No fim da era glaciar, por volta de 10 mil a. C., o mundo sofre uma série de mudanças dramáticas que tiveram efeitos nas comunidades humanas. As temperaturas subiram, e os lençóis de gelo que cobriam quase um quarto da superfície terrestre derreteram, permitindo às plantas e animais expandirem-se para latitudes que durante milhares de anos haviam sido muito frias para poderem suportar. Ao mesmo tempo, os desertos, que tinham ocupado cerca de metade da superfície terrestre entre os trópicos, recuaram como consequência do degelo, dando origem às chuvas. As comunidades humanas adaptaram-se a estas novas circunstâncias sob várias formas. Em muitas regiões, as temperaturas temperadas fizeram com que os recursos se tornassem mais abundantes e variados, e os grupos de caçadores-recoletores, por exemplo, são evidentes devido aos grandes amontoados de restos de moluscos nas zonas costeiras (concheiros).
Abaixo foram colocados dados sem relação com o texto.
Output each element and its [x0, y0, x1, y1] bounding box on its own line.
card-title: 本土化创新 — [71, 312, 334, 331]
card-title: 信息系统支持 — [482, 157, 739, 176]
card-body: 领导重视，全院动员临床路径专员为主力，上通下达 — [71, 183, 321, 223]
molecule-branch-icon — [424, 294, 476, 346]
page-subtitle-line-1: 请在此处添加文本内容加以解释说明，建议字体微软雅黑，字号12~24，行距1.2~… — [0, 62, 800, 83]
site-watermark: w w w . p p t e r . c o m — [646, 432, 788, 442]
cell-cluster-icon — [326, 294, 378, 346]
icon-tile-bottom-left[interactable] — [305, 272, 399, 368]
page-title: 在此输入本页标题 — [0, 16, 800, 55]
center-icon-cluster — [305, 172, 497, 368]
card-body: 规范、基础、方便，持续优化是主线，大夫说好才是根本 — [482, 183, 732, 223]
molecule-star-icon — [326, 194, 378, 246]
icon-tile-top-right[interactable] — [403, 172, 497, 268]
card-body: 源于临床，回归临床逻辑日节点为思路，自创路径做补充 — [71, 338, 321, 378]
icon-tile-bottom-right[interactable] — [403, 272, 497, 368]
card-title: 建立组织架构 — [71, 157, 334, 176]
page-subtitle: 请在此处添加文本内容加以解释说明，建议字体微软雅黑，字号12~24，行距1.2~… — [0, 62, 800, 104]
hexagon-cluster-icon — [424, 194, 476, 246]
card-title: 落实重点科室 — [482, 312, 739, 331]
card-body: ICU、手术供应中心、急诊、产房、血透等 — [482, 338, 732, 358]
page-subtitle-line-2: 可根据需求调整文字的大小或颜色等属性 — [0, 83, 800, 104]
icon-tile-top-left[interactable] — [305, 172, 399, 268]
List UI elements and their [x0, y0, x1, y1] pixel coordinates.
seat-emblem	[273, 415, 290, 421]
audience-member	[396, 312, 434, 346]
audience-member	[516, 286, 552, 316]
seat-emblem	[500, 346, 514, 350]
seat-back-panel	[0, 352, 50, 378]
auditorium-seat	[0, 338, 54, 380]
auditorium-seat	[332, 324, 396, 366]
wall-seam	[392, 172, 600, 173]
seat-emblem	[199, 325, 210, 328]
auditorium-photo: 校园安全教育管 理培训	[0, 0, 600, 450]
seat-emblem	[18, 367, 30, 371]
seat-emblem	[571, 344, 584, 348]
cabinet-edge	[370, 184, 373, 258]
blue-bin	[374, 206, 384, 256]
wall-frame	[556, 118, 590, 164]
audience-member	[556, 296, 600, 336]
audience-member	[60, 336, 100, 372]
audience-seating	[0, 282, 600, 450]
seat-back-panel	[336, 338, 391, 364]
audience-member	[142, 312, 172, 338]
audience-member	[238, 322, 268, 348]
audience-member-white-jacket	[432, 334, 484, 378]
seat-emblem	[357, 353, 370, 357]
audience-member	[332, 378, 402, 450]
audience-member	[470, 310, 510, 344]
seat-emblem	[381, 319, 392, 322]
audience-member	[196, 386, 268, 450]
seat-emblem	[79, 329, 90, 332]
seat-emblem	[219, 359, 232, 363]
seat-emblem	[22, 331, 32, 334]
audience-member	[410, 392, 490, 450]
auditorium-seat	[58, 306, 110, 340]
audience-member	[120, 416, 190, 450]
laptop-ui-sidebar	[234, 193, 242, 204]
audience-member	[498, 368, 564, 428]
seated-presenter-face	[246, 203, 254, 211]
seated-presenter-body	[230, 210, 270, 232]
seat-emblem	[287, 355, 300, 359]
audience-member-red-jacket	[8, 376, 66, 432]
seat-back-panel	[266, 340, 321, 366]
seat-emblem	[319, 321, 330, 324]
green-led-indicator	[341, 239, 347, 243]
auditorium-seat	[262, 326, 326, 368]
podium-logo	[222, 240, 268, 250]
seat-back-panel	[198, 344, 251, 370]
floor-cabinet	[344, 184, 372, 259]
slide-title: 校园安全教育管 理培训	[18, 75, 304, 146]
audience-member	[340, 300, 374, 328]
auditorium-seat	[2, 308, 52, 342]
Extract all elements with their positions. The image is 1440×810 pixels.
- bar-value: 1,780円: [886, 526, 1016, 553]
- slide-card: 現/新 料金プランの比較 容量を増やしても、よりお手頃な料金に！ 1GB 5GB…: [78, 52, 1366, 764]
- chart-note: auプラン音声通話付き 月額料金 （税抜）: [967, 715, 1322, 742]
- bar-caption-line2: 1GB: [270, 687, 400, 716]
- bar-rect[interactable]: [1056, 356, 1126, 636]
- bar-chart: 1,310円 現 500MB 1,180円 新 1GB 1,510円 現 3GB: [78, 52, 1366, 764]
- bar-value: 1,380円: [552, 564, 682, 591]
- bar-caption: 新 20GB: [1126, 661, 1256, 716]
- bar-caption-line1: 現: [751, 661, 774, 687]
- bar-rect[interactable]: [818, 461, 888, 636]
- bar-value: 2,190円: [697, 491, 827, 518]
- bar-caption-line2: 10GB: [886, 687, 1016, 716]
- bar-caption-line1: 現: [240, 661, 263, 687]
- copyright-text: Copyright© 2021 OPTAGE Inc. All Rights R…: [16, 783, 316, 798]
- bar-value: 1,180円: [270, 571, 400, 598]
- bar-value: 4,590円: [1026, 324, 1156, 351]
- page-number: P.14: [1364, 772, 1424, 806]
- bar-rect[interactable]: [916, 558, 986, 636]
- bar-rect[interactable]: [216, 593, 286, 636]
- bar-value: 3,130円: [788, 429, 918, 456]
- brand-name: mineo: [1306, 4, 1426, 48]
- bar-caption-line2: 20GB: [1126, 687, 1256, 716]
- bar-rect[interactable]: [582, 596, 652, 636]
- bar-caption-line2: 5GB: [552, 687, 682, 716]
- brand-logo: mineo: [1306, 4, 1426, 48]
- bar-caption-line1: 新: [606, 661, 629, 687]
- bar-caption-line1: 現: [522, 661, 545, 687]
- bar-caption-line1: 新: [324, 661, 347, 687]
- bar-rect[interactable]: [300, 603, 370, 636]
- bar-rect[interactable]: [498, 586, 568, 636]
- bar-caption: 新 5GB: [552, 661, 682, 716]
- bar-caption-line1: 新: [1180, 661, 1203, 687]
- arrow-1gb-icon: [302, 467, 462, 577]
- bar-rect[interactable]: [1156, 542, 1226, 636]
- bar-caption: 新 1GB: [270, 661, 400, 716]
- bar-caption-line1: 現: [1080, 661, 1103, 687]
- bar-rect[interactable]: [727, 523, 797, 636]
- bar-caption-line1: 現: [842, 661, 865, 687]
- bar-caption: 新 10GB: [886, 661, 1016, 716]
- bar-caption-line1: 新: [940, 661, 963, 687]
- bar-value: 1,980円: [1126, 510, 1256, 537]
Muitas destas alterações tiveram uma importância considerável, mas foi o desenvolvimento da agricultura que teve impacto mais dramático na sociedade humana. Em algumas áreas restritas do Velho Mundo - Crescente Fértil do Próximo Oriente, as colinas do Paquistão, as planícies da China e o delta de Iangtsé - as comunidades caçadoras-recoletoras experimentaram plantas locais disponíveis e animais de tal forma que levou à sua domesticação. A agricultura, um modo de vida, oferecia importantes vantagens, nomeadamente a possibilidade de alimentar uma maior população do que antes com a caça e a recoleção isoladamente. A agricultura estendeu-se rapidamente às áreas vizinhas, por vezes devido ao processo de imigração e fixação, outras vezes pela virtude da imitação, e na sua expansão alguns elementos tornaram-se característicos das comunidades agrícolas na maior parte do mundo: cerâmica, para cozinhar ou armazenamento; os povoados, que só foram possíveis graças aos cruzamentos de plantas e animais; e os objetos de troca, tais como a obsidiana ou pedras semipreciosas. A agricultura não foi, no entanto, adotada por todas as comunidades caçadoras-recoletoras ao mesmo tempo. Em algumas regiões, tais como o Japão, Noroeste da Europa e África subsariana, as fontes de alimentos selvagens eram suficientemente abundantes para suportar populações relativamente grandes, sem recorrer à agricultura, e os povoados e a cerâmica tornaram-se comuns nestas comunidades antes da adoção de plantas e animais domesticados. Mas dado que o número de povoações começaram a aumentar nestas regiões, a agricultura começou a ser praticada, ficando a caça e a recoleção circunscritas àquelas regiões onde não se podia exercer a agricultura, nomeadamente nos desertos da Austrália e do Kalahari e nas planícies árticas.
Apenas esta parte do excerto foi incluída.